OUTRAGEOUSLY LARGE NEURAL NETWORKS THE SPARSELY-GATED MIXTURE-OF-EXPERTS LAYER (2017)
August 1, 2025Increasing a model’s number of parameters enhances its capacity to learn complex patterns, but it also raises computational costs. OUTRAGEOUSLY LARGE NEURAL NETWORKS: THE SPARSELY-GATED MIXTURE-OF-EXPERTS LAYER (MoE) introduces a method to scale model capacity efficiently by using a gating network that dynamically selects a sparse subset of feed-forward networks (called experts) for each input, while skipping computation for the others.
For a given input \(x\), let \(G(x)\) denote the output of the gating network, and \(E_i(x)\) represent the output of the \(i\)-th expert. The MoE layer produces its output (y) as a weighted sum of the selected experts’ outputs: $$ y=\sum^n_{i=1}G(x)_iE_i(x) $$ Here, \(G(x)\) is a sparse vector of size \(n\), where only \(k\) elements are positive (less than 1), and the rest are zero. Since the unselected experts contribute nothing to \(y\), only \(k\) experts need to be evaluated, which significantly reduces computation.
The gating network computes \(G(x)\) using two trainable parameters: \(W_g\), which determines expert selection, and \(W_{noise}\), which injects controlled noise to promote balanced usage of experts: $$ \begin{align*} G(x)&=\text{Softmax}(\text{KeepTopK}(H(x), k))\\ H(x)_i&=(x\cdot W_g)_i + \text{StandardNormal()}\cdot \text{Softplus}((x\cdot W_{\text{noise}})_i)\\ \text{KeepTopK}(v,k)_i&= \begin{cases} v_i&\text{if }v_i \text{ is in the top }k\text{ elements of }v\\ -\infty&\text{otherwise} \end{cases} \end{align*} $$
An imbalanced selection of experts leads to inefficient computation and underutilization of model capacity. To encourage balanced expert usage, two auxiliary loss terms are introduced: \(L_{\text{importance}}(X)\) and \(L_{\text{load}}(X)\).

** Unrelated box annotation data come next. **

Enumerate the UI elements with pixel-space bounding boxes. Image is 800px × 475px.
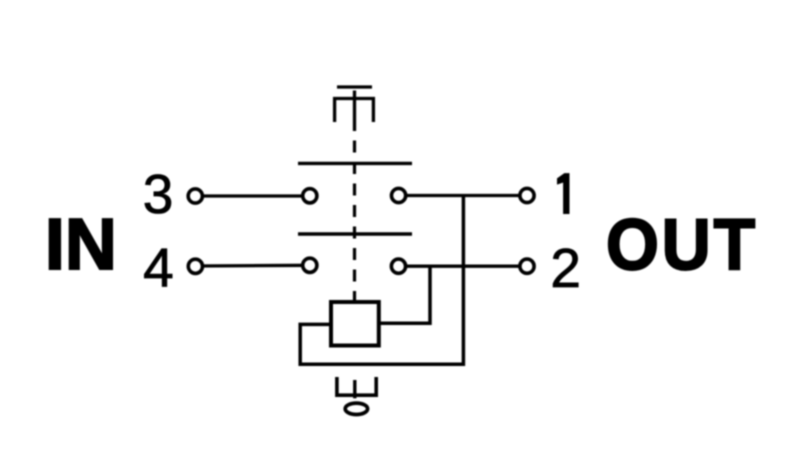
wire terminal 3 to contact: [195, 194, 310, 197]
svg-text:IN: IN: [45, 205, 117, 285]
wire contact to terminal 1: [399, 194, 527, 197]
lamp box: [331, 302, 379, 346]
svg-text:OUT: OUT: [606, 205, 758, 285]
wire contact to terminal 2: [399, 265, 528, 268]
wire terminal 4 to contact: [195, 264, 310, 268]
svg-text:3: 3: [143, 163, 174, 225]
terminal circle 4 right (contact): [303, 258, 317, 272]
terminal circle 3 left: [188, 189, 202, 203]
movable contact bridge bottom: [298, 232, 412, 235]
svg-text:4: 4: [143, 237, 174, 299]
wire vertical from terminal 2 net down to lamp: [379, 266, 430, 323]
dashed actuator linkage: [353, 131, 356, 302]
wire vertical from terminal 1 net down to lamp return: [300, 196, 463, 365]
pushbutton actuator bracket: [335, 91, 374, 132]
contact circle to terminal 2: [391, 259, 405, 273]
label 1: [557, 174, 569, 214]
lamp lens ellipse: [345, 403, 367, 414]
movable contact bridge top: [298, 162, 412, 165]
terminal circle 1: [520, 188, 534, 202]
plunger return symbol: [337, 377, 376, 398]
terminal circle 4 left: [188, 259, 202, 273]
contact circle to terminal 1: [392, 188, 406, 202]
terminal circle 2: [520, 259, 534, 273]
terminal circle 3 right (contact): [303, 189, 317, 203]
pushbutton actuator cap: [337, 85, 372, 88]
svg-text:2: 2: [550, 237, 581, 299]
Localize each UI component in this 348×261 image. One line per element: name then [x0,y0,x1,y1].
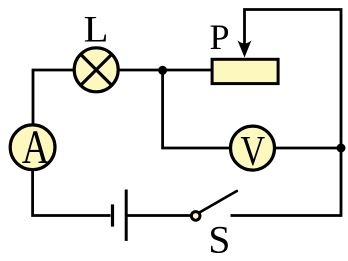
wire: switch right contact to bottom-right corner, up right side, top run, wiper stem [231,10,342,216]
rheostat P body [212,59,278,83]
node dot on right vertical wire [337,144,346,153]
svg-text:A: A [22,121,49,174]
wire: lamp left terminal to ammeter top [33,70,74,124]
junction node dot (lamp/rheostat/voltmeter branch) [158,66,167,75]
svg-text:P: P [209,17,229,57]
svg-text:V: V [241,129,266,175]
wire: lamp right terminal to rheostat left terminal [117,69,212,72]
voltmeter V circle [231,126,275,170]
wire: ammeter bottom to battery negative plate [33,170,111,216]
wire: battery positive plate to switch pivot [128,214,192,217]
wire: voltmeter right terminal to right node [274,147,341,150]
switch lever [199,191,236,213]
lamp L cross lines [81,54,112,85]
svg-text:S: S [208,217,230,261]
rheostat wiper arrowhead [238,40,252,57]
lamp L circle [74,48,118,92]
switch pivot contact circle [191,212,200,221]
svg-text:L: L [84,9,109,50]
wire: junction down to voltmeter left terminal [163,70,231,148]
battery negative plate (short) [111,204,114,226]
ammeter A circle [10,125,55,170]
battery positive plate (long) [125,190,128,241]
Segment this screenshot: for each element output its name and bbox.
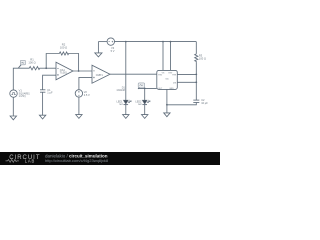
svg-text:100 Ω: 100 Ω [28, 61, 35, 65]
node feedback to output [78, 70, 80, 72]
node rail VS [162, 41, 164, 43]
svg-text:100 Ω: 100 Ω [199, 57, 206, 61]
node GND to C2 [166, 104, 168, 106]
wire C1 to ground [42, 92, 44, 115]
svg-text:THR: THR [172, 74, 177, 76]
wire probe node to IC1 [138, 87, 156, 89]
node rail RST [170, 41, 172, 43]
svg-text:LAB: LAB [25, 159, 35, 164]
wire ground to V3 [98, 41, 107, 43]
svg-text:CMP1: CMP1 [96, 74, 104, 77]
ground for LED2 [142, 115, 148, 119]
label C1 1uF [47, 88, 53, 95]
wire LED1 to ground [125, 105, 127, 115]
op-amp comparator OA2 [92, 65, 110, 83]
IC1 pin RST wire to rail [170, 42, 172, 71]
wire feedback left leg [46, 54, 58, 69]
svg-text:1 kHz): 1 kHz) [19, 95, 26, 98]
resistor R1 [28, 67, 40, 70]
IC1 pin THR wire [177, 73, 196, 75]
wire OA1 output to OA2 inverting input [73, 70, 92, 72]
label V2 2.5V [84, 90, 90, 97]
svg-text:1N4148: 1N4148 [116, 89, 125, 92]
ground for IC1 [164, 105, 170, 117]
wire LED2 to ground [144, 105, 146, 115]
voltage source V3 5V [107, 38, 114, 45]
label R1 100 Ohm [28, 58, 35, 65]
wire R3 to C2 [195, 62, 197, 100]
op-amp OA1 TL081 [56, 62, 73, 80]
ground for V1 [10, 97, 16, 120]
node feedback tap [45, 67, 47, 69]
svg-text:10 µF: 10 µF [201, 101, 208, 105]
wire op-amp non-inverting input to C1 [43, 75, 56, 89]
label V1 value [19, 89, 30, 98]
wire OA2 non-inverting input to V2 [79, 77, 92, 89]
node rail to LED1 branch [125, 41, 127, 43]
wire OA2 output to IC1 [110, 73, 157, 75]
ground for C1 [39, 115, 45, 119]
node LED2 tap [144, 88, 146, 90]
LED D1 [124, 100, 132, 105]
wire R1 to op-amp inverting input [40, 67, 56, 69]
label R2 100 Ohm [60, 43, 67, 50]
wire C2 bottom to ground node [167, 103, 196, 105]
top power rail wire [115, 41, 197, 43]
IC1 pin DIS wire [177, 81, 196, 83]
ground for LED1 [123, 115, 129, 119]
svg-text:TRG: TRG [158, 74, 163, 76]
svg-text:5 V: 5 V [111, 49, 115, 53]
svg-text:GND: GND [169, 88, 174, 90]
capacitor C1 [40, 90, 45, 92]
label LED1 lower [117, 100, 124, 106]
label R3 100 Ohm [199, 54, 206, 61]
wire rail down to LED1 [125, 42, 127, 101]
probe SP2 [138, 83, 145, 89]
svg-text:1 µF: 1 µF [47, 91, 53, 95]
wire feedback right leg [69, 54, 79, 72]
probe SP1 [18, 60, 25, 68]
svg-text:http://circuitlab.com/c/f4g23w: http://circuitlab.com/c/f4g23wq8jxk8 [45, 158, 109, 163]
resistor R3 [195, 53, 198, 62]
CircuitLab logo resistor zigzag [6, 160, 19, 163]
wire V2 to ground [78, 97, 80, 115]
IC1 pin VS wire to rail [162, 42, 164, 71]
LED D2 [142, 100, 150, 105]
IC1 GND pin wire [166, 89, 168, 104]
node DIS [195, 81, 197, 83]
ground for V2 [76, 115, 82, 119]
IC1 555 timer box [157, 70, 178, 90]
voltage source V1 (square wave) [10, 90, 17, 97]
label C2 10uF [201, 98, 208, 105]
voltage source V2 2.5V [75, 90, 82, 97]
label LED2 [135, 100, 142, 106]
wire down to LED2 [144, 88, 146, 100]
svg-text:100 Ω: 100 Ω [60, 46, 67, 50]
svg-text:TL081: TL081 [60, 72, 68, 75]
wire rail corner to R3 [195, 42, 197, 54]
resistor R2 (feedback) [59, 52, 70, 55]
footer bar [0, 152, 220, 165]
capacitor C2 [193, 100, 199, 102]
ground for top rail [95, 42, 102, 57]
svg-text:2.5 V: 2.5 V [84, 93, 90, 97]
label V3 5V [111, 46, 115, 53]
node THR [195, 74, 197, 76]
wire V1 to R1 [13, 68, 28, 90]
label D1 upper [116, 87, 125, 93]
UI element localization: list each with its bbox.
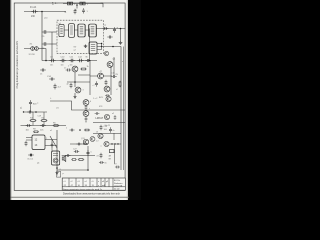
wire y144 right (110, 143, 121, 145)
svg-text:Ovaj dokument je vlasnistvo se: Ovaj dokument je vlasnistvo servisa RS (15, 41, 19, 89)
svg-text:10n: 10n (61, 64, 64, 66)
svg-text:d2: d2 (67, 84, 69, 86)
node A junction (41, 11, 43, 13)
wire U2 stubs right (97, 44, 102, 50)
wire h y127 (21, 125, 49, 127)
transistor Q5 (104, 86, 110, 92)
scan black band left (0, 0, 11, 200)
capacitor C27 (74, 150, 79, 153)
svg-text:n3: n3 (96, 132, 98, 134)
resistor R3 (30, 120, 37, 122)
capacitor C17 (95, 81, 98, 86)
wire mid h (67, 75, 90, 82)
svg-text:10u 25: 10u 25 (105, 125, 111, 127)
capacitor C8 polarized (113, 27, 116, 33)
diode D2 (70, 83, 73, 88)
svg-text:86: 86 (86, 57, 88, 59)
wire Q1 drop (113, 57, 115, 75)
capacitor C33 bottom (99, 161, 104, 164)
wire vert x89.5 (89, 29, 91, 61)
capacitor C20 (26, 124, 32, 127)
capacitor C23 (100, 125, 103, 130)
wire v x112 (110, 66, 112, 95)
svg-text:b: b (102, 136, 103, 138)
junction d2 (114, 143, 115, 144)
resistor R5 (53, 125, 59, 127)
transistor Q4 (98, 73, 104, 79)
label K1 hatch (53, 154, 58, 156)
capacitor C25 (30, 154, 31, 155)
wire top right corner stub (101, 3, 104, 7)
capacitor C29 (115, 166, 120, 169)
relay box K1 (52, 151, 60, 165)
wire right bus second (122, 47, 124, 171)
wire diag (50, 101, 93, 110)
svg-text:(2): (2) (37, 162, 40, 164)
IC U1d (89, 24, 97, 37)
svg-text:c5: c5 (92, 181, 94, 183)
wire U3 left (26, 138, 32, 141)
junction row (79, 129, 81, 131)
IC U1c (78, 24, 85, 37)
ground K1 (55, 172, 58, 175)
junction x57 (56, 167, 58, 169)
wire v x57 (56, 130, 58, 171)
dashed module box U1 area (57, 20, 103, 54)
junction q cluster (74, 81, 76, 83)
svg-text:c9: c9 (115, 164, 117, 166)
transistor Q3 (75, 87, 81, 93)
resistor R9 (78, 159, 84, 161)
wire y144 mid (70, 143, 88, 145)
capacitor C37 (114, 115, 117, 120)
paper background (0, 0, 141, 200)
transistor Q7 (83, 111, 89, 117)
junction x88 (87, 169, 89, 171)
terminal box TB1 (110, 150, 115, 153)
svg-text:5: 5 (91, 152, 92, 154)
svg-text:c8: c8 (97, 155, 99, 157)
svg-text:Downloaded from www.service-ma: Downloaded from www.service-manuals.info… (63, 192, 121, 195)
wire v x114 (113, 133, 116, 164)
ground right (119, 41, 123, 44)
title block table (62, 178, 125, 191)
junction y112 (35, 111, 37, 113)
transistor Q13 (104, 141, 109, 146)
capacitor C18 (29, 100, 32, 106)
wire vert link caps (51, 32, 53, 61)
capacitor C21 (40, 124, 46, 127)
svg-text:c2: c2 (71, 181, 73, 183)
svg-text:servis RR: servis RR (114, 185, 123, 188)
junction U2 pins (101, 43, 102, 44)
small comp below U3 (28, 153, 34, 156)
capacitor C3 (74, 9, 77, 14)
revision box (57, 172, 61, 178)
capacitor C13 (66, 68, 72, 71)
transistor Q1 (107, 62, 113, 68)
transistor Q8 (106, 96, 111, 101)
wire input horizontal (24, 11, 66, 13)
svg-text:1n: 1n (64, 67, 66, 69)
svg-text:1·2: 1·2 (96, 141, 99, 143)
capacitor C36 (95, 112, 100, 115)
page edge shading right (127, 0, 128, 200)
transistor Q11 (83, 139, 89, 145)
capacitor C16 (111, 75, 116, 78)
svg-text:c1: c1 (64, 181, 66, 183)
capacitor C22 (85, 105, 88, 110)
capacitor C4 (82, 8, 85, 13)
wire U3 right pins (45, 140, 57, 146)
wire right vertical drop (120, 29, 122, 42)
wire U3pin down (51, 140, 53, 153)
wire h y170 (57, 169, 88, 171)
junction c34 (83, 143, 84, 144)
wire v x88 (87, 146, 89, 170)
wire v x121 low (120, 123, 122, 171)
svg-text:1 +·: 1 +· (52, 1, 58, 5)
small row: capacitor C30 (69, 129, 74, 132)
wire right of bus (89, 61, 91, 96)
fuse FB2 top (80, 2, 85, 5)
wire h y155 (62, 155, 95, 157)
wire tick below dot (76, 5, 78, 9)
capacitor C32 left (40, 68, 46, 71)
svg-text:1 = 2: 1 = 2 (93, 98, 97, 100)
svg-text:10n: 10n (50, 64, 53, 66)
wire vert from X1 (45, 49, 47, 61)
wire Q4 link (90, 75, 112, 77)
wire C6 to module (48, 43, 57, 45)
scan black band right (128, 0, 141, 200)
svg-text:list 1/2: list 1/2 (114, 188, 119, 191)
transistor Q6 (83, 100, 89, 106)
svg-text:F1 2A: F1 2A (30, 6, 37, 9)
junction U2 pin2 (101, 46, 102, 47)
svg-text:32.768: 32.768 (29, 54, 36, 56)
IC U1a (59, 24, 64, 36)
svg-text:4u: 4u (113, 130, 115, 132)
wire Q3 vert (74, 72, 76, 96)
junction bus left (45, 60, 47, 62)
wire right bus long (120, 47, 122, 123)
small comp x67 (65, 154, 70, 157)
transistor Q1b (104, 51, 109, 56)
wire h y133.5 right (93, 133, 121, 135)
junction bus x89 (89, 60, 91, 62)
IC U3 box (32, 135, 45, 150)
page edge shading left (11, 0, 12, 200)
schematic border frame (14, 3, 125, 190)
capacitor C35 (51, 142, 54, 147)
capacitor C26 (86, 150, 89, 156)
capacitor C28 (100, 153, 103, 158)
wire inside module (65, 29, 89, 31)
wire h y122.5 right (93, 122, 125, 124)
IC U2 (89, 42, 97, 54)
ground module (84, 45, 88, 48)
junction d3 (117, 143, 118, 144)
wire Q7 down (85, 121, 87, 123)
oscillator X1 (24, 47, 46, 51)
svg-text:r21: r21 (56, 106, 59, 109)
capacitor C15 (53, 84, 56, 90)
capacitor C10 (60, 59, 66, 62)
wire v left low (30, 106, 32, 112)
IC U1b (69, 24, 75, 38)
wire diag low (50, 136, 57, 148)
fuse FB1 top (67, 2, 72, 5)
resistor R8 (33, 131, 39, 133)
svg-text:c3: c3 (78, 181, 80, 183)
transistor Q14 left (90, 137, 95, 142)
wire module out right (97, 28, 126, 30)
capacitor C5 (42, 30, 48, 33)
wire stub R3 top (32, 112, 34, 126)
capacitor C6 (42, 42, 48, 45)
capacitor C14 (49, 77, 55, 80)
svg-text:r2: r2 (116, 88, 118, 91)
svg-text:o1: o1 (50, 130, 52, 132)
resistor R10 (71, 159, 77, 161)
resistor R2 (119, 81, 121, 87)
transistor Q9 (104, 114, 109, 119)
fuse F1 (31, 10, 37, 13)
bus capacitor row: wire (42, 60, 97, 62)
junction dot top rail (76, 4, 78, 6)
capacitor C12b (85, 59, 90, 62)
wire vertical bus A (41, 12, 43, 61)
wire C5 to module (48, 31, 57, 33)
terminal dot left (23, 111, 24, 112)
svg-text:Sema napajanja stereo pojacala: Sema napajanja stereo pojacala mod 2c (63, 188, 103, 191)
svg-text:LM317: LM317 (96, 117, 104, 120)
capacitor C24 (109, 127, 112, 132)
svg-text:3: 3 (83, 90, 84, 92)
resistor R4 (41, 120, 48, 122)
capacitor below Q7 (85, 116, 88, 121)
svg-text:0v 0.1: 0v 0.1 (28, 159, 35, 161)
wire h y125 low (48, 125, 66, 127)
wire U2 right (102, 46, 121, 48)
svg-text:g: g (60, 169, 61, 171)
svg-text:BOJ 4c: BOJ 4c (114, 180, 120, 182)
svg-text:n: n (98, 185, 99, 187)
ground Q3 (73, 96, 76, 99)
svg-text:1k: 1k (87, 66, 89, 68)
wire h y112 (24, 111, 48, 113)
junction d1 (111, 143, 112, 144)
wire top rail (63, 3, 103, 5)
capacitor C9 (49, 59, 55, 62)
svg-text:u: u (98, 181, 99, 183)
capacitor C7 (103, 27, 109, 30)
capacitor C19 (27, 110, 33, 113)
wire h y110 right (93, 109, 125, 111)
svg-text:10n: 10n (70, 64, 73, 66)
speaker SP1 (62, 156, 66, 162)
capacitor C34 (76, 143, 81, 146)
junction U2 out (112, 46, 114, 48)
svg-text:c7: c7 (93, 85, 95, 87)
capacitor C31 left of U3 (25, 141, 28, 146)
svg-text:o: o (101, 145, 102, 147)
transistor Q10 (53, 158, 58, 163)
wire stub R4 (43, 112, 45, 126)
transistor Q12 (98, 133, 103, 138)
svg-text:c4: c4 (85, 181, 87, 183)
capacitor small low (105, 94, 110, 97)
U2 hatch (91, 45, 95, 51)
svg-text:c: c (89, 108, 90, 110)
capacitor C12 (77, 59, 83, 62)
junction right rail (120, 28, 122, 30)
resistor R1 (80, 68, 86, 70)
svg-text:2: 2 (68, 65, 69, 67)
diode D3 (105, 80, 108, 85)
resistor R7 (84, 129, 90, 131)
svg-text:o2: o2 (112, 113, 114, 115)
svg-text:1: 1 (66, 128, 67, 130)
scan bottom edge line (11, 196, 129, 198)
diode D1 (107, 36, 112, 39)
capacitor C11 (69, 59, 75, 62)
svg-text:05: 05 (105, 163, 107, 165)
transistor Q2 (72, 66, 78, 72)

The importance loss encourages equal contribution from all experts. Given a batch \(X\), the importance of each expert is the sum of its gate activations: $$ \begin{align*} \text{Importance}(X)&=\sum_{x\in X}G(x)\\ L_{\text{importance}}(X)&=w_{\text{importance}}\cdot \textit{CV}(\text{Importance}(X))^2 \end{align*} $$ where \(\text{CV}\) denotes the coefficient of variation (standard deviation divided by mean), and \(w_{\text{importance}}\) is a hand-tuned scaling factor.
The load loss addresses the imbalance in the number of examples assigned to each expert. Since the number of examples is discrete and non-differentiable, a smooth estimator is used. For each expert \(i\), \(P(x, i)\) represents the probability that \(G(x)_i\) is non-zero, conditioned on the sampled noise: $$ \begin{align*} P(x, i) &=\textit{Pr}\left((x\cdot W_g)_i + \text{StandardNormal}()\cdot \text{Softplus}((x\cdot W_{\text{noise}})_i) > \text{kth\_excluding}(H(x), k, i)\right)\\ &=\Phi\left(\frac{(x\cdot W_g)_i - \text{kth\_excluding}(H(x), k, i)}{\text{Softplus}((x\cdot W_{\text{noise}})_i)}\right)\\ \end{align*} $$ where \(\Phi\) is the cumulative distribution function of the standard normal distribution, and \(\text{kth\_excluding}(v, k, i)\) denotes the \(k\)-th largest element of \(v\) excluding position \(i\).
The load for each expert across a batch \(X\) is then estimated as: $$ \text{Load}(X)_i = \sum_{x\in X} P(x,i) $$
The load loss is defined as: $$ L_{\text{load}}(X)=w_{\text{load}}\cdot\text{CV}(\text{Load}(X))^2 $$ where \(w_{\text{load}}\) is another hand-tuned scaling factor.
By combining sparse gating with these load-balancing loss terms, the MoE layer achieves massive model capacity while keeping computation efficient. This technique enables training models with billions of parameters without a corresponding increase in computational cost.